Home Medizin Knotenstrahlung kann eine BC-Achseldissektion unnötig machen

Knotenstrahlung kann eine BC-Achseldissektion unnötig machen

von NFI Redaktion


According to a large Scandinavian study presented at the San Antonio Breast Cancer Symposium, axillary lymph node dissection may be unnecessary in breast cancer patients with one or two positive sentinel lymph nodes planning for adjuvant lymph node radiation.

„This means that you don’t need to prepare the armpit if you plan to radiate the armpit.“ „For the United States, this is the conclusion, because there are still centers that do both, and that is excluded,“ said lead researcher Dr. Jana de Boniface, a breast cancer surgeon at the Karolinska Institutet in Stockholm, in an interview.

The study complemented an ongoing theme of this year’s conference: protecting breast cancer patients from over-treatment and unnecessary harm. Some even questioned the necessity of a 5-year endocrine therapy.

Dr. Bonifatius shared her thoughts after presenting the Scandinavian SENOMAC trial that she led.

SENOMAC randomized 1204 patients with one or two positive sentinel lymph nodes to an axillary dissection; 1335 with the same findings were randomized to no dissection.
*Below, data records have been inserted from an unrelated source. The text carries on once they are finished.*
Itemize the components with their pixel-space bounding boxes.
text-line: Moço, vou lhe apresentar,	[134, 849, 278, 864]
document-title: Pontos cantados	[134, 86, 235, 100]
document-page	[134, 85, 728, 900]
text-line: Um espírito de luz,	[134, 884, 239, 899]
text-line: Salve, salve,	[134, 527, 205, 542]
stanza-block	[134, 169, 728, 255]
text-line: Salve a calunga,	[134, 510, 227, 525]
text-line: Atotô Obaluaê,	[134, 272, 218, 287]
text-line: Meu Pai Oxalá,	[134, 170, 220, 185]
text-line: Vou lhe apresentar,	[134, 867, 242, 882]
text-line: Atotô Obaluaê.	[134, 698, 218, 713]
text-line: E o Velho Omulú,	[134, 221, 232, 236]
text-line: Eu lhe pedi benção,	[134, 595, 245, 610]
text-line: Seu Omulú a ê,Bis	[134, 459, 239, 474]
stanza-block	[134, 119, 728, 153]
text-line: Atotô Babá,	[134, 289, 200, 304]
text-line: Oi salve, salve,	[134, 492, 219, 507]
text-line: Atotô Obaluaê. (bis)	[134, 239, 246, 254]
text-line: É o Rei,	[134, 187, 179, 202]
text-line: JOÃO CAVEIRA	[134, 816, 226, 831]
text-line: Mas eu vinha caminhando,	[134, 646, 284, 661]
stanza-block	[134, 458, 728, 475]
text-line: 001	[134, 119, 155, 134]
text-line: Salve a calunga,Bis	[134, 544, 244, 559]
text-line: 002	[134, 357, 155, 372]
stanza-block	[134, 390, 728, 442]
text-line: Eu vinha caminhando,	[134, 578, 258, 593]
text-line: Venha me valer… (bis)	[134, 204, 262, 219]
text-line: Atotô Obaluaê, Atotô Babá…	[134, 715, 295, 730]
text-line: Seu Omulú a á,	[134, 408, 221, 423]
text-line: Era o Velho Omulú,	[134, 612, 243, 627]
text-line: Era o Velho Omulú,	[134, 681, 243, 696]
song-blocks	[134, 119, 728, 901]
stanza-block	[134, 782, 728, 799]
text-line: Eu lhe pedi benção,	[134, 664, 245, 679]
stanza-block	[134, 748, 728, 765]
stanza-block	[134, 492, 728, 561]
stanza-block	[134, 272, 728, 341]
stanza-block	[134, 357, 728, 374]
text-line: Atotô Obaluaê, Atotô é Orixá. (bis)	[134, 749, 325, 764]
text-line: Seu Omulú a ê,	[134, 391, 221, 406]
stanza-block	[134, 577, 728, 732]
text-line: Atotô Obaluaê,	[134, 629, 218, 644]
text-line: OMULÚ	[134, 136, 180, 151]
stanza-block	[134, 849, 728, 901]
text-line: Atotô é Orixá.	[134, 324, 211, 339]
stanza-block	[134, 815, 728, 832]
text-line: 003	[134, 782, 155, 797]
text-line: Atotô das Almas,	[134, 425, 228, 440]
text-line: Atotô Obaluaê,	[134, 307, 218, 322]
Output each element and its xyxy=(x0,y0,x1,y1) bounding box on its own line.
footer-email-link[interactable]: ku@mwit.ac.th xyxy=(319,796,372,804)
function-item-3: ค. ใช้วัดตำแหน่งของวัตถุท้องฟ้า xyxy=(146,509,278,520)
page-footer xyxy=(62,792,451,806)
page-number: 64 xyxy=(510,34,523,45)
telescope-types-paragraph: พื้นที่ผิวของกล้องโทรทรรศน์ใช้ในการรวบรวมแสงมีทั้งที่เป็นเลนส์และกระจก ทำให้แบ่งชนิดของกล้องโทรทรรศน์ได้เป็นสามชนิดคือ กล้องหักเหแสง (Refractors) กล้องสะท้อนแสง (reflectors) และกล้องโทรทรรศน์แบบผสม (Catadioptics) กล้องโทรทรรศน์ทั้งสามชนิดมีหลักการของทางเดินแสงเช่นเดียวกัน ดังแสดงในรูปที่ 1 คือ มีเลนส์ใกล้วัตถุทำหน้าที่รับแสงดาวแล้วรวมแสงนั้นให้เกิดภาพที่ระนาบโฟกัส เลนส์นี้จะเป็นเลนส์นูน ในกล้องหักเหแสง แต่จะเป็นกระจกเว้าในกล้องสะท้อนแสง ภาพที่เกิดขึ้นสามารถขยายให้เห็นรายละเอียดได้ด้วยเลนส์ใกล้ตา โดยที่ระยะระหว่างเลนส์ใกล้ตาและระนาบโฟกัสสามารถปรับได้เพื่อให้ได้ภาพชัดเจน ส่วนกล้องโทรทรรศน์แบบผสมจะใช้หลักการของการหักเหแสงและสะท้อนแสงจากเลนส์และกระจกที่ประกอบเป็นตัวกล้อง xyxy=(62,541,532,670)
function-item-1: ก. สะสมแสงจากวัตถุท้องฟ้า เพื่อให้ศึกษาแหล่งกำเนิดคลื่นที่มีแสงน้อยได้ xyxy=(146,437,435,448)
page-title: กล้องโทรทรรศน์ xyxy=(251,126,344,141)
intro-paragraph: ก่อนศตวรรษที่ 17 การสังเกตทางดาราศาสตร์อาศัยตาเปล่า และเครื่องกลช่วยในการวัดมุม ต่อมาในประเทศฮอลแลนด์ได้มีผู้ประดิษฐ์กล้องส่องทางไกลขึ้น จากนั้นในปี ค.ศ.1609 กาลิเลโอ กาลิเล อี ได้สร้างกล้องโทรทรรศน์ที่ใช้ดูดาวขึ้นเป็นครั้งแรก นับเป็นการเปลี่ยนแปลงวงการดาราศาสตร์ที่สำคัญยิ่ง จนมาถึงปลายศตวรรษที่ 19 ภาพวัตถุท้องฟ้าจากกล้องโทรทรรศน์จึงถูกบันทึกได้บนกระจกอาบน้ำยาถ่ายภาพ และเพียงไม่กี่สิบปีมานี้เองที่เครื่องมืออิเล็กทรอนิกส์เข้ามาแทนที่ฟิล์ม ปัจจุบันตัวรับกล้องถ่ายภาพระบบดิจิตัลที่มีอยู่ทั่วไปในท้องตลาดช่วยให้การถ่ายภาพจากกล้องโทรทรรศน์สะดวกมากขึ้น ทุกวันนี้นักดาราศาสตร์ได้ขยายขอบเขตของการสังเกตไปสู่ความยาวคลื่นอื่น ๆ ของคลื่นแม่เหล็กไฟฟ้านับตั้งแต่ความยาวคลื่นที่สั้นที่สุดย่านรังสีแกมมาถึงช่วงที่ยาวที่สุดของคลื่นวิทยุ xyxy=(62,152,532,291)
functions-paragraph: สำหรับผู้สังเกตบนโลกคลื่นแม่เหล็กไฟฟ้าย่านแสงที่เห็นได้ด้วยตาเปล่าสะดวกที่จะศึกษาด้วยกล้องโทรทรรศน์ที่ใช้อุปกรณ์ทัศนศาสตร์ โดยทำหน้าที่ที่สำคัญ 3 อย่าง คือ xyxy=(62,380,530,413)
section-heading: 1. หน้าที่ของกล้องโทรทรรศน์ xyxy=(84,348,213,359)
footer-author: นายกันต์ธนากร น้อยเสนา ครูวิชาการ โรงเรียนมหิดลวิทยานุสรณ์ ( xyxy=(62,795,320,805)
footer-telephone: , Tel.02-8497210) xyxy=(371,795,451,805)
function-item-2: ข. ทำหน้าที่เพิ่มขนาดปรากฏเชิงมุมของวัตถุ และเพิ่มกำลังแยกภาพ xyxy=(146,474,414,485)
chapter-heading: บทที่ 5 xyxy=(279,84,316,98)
The subjects had clinically primary breast cancer T1-3 N0. Approximately 89% in both arms received adjuvant radiation, including node radiation, and almost all continued with systemic therapy, which included endocrine therapy in over 90%. Only about 2% of subjects received neoadjuvant therapy.

With a median follow-up of almost 4 years, recurrence-free survival in both groups was practically identical, with 8% of patients in the dissection arm and 7.1% in the no-dissection group experiencing recurrences. The estimated 5-year recurrence-free survival was just under 90% in both groups. Skipping a dissection was not inferior to such (P < .001).

SENOMAC „clearly shows that you don’t need to prepare the armpit if you have one to two positive sentinel lymph nodes,“ as long as patients receive adjuvant lymph node radiation. The recurrence-free survival curves „practically overlap and we can’t see any difference between the two groups,“ said Dr. Boniface.

Meanwhile, the dissection group fared worse in patient-reported outcomes. Overall survival results, the primary endpoint of the study, are expected within two years.

The goal of the largest process on this topic to date was to fill gaps in the literature. Similar results were reported about a decade ago in patients with low burden sentinel lymph nodes, but extensive exclusion criteria raised questions about generalizability.

In contrast, SENOMAC was largely inclusive. Over a third of patients had mastectomies, over a third had extracapsular sentinel lymph node extension, almost 6% had T3 disease, almost 20% had lobular carcinoma, 40% were 65 years or older, and tumors were up to 15.5 cm in size.

The results held true regardless of these and other subgroup analysis factors, including estrogen receptor and HER2 status and the number of additional positive nodes identified in the dissection group.

Andrea V. Barrio, MD, a study discussant and breast cancer surgeon at the Memorial Sloan Kettering Cancer Center, New York, agreed with the message of SENOMAC.

„Based on this, ALND [axillary lymph node dissection] should not be considered a standard in patients with clinical T1-3-N0 breast cancer with one to two positive sentinel lymph nodes, with or without microscopic extracapsular extension, undergoing lumpectomy or mastectomy, as long as nodal adjuvant radiotherapy is indicated,“ she said.

Although adjuvant lymph node radiation is standard practice for patients with one to three positive sentinel lymph nodes in Denmark and Sweden, where most patients in SENOMAC were located, practices in the United States are very different. If adjuvant radiation is not used, then ALND [is still] indicated,“ said Dr. Barrio, but in both cases „only one is necessary.“

In line with the de-escalation theme of the 2023 symposium, both Drs.

In SENOMAC, preoperative axillary ultrasound was mandatory, and patients with nonpalpable, suspicious axillary lymph nodes were included.

36 were positive on fine needle aspiration and were randomized to the study, but when Dr. Boniface was asked, he did not have immediate data on how they fared.

The work was funded by the Swedish Research Council, the Nordic Cancer Union, and others. Bonifatius and Dr. Barrio did not disclose.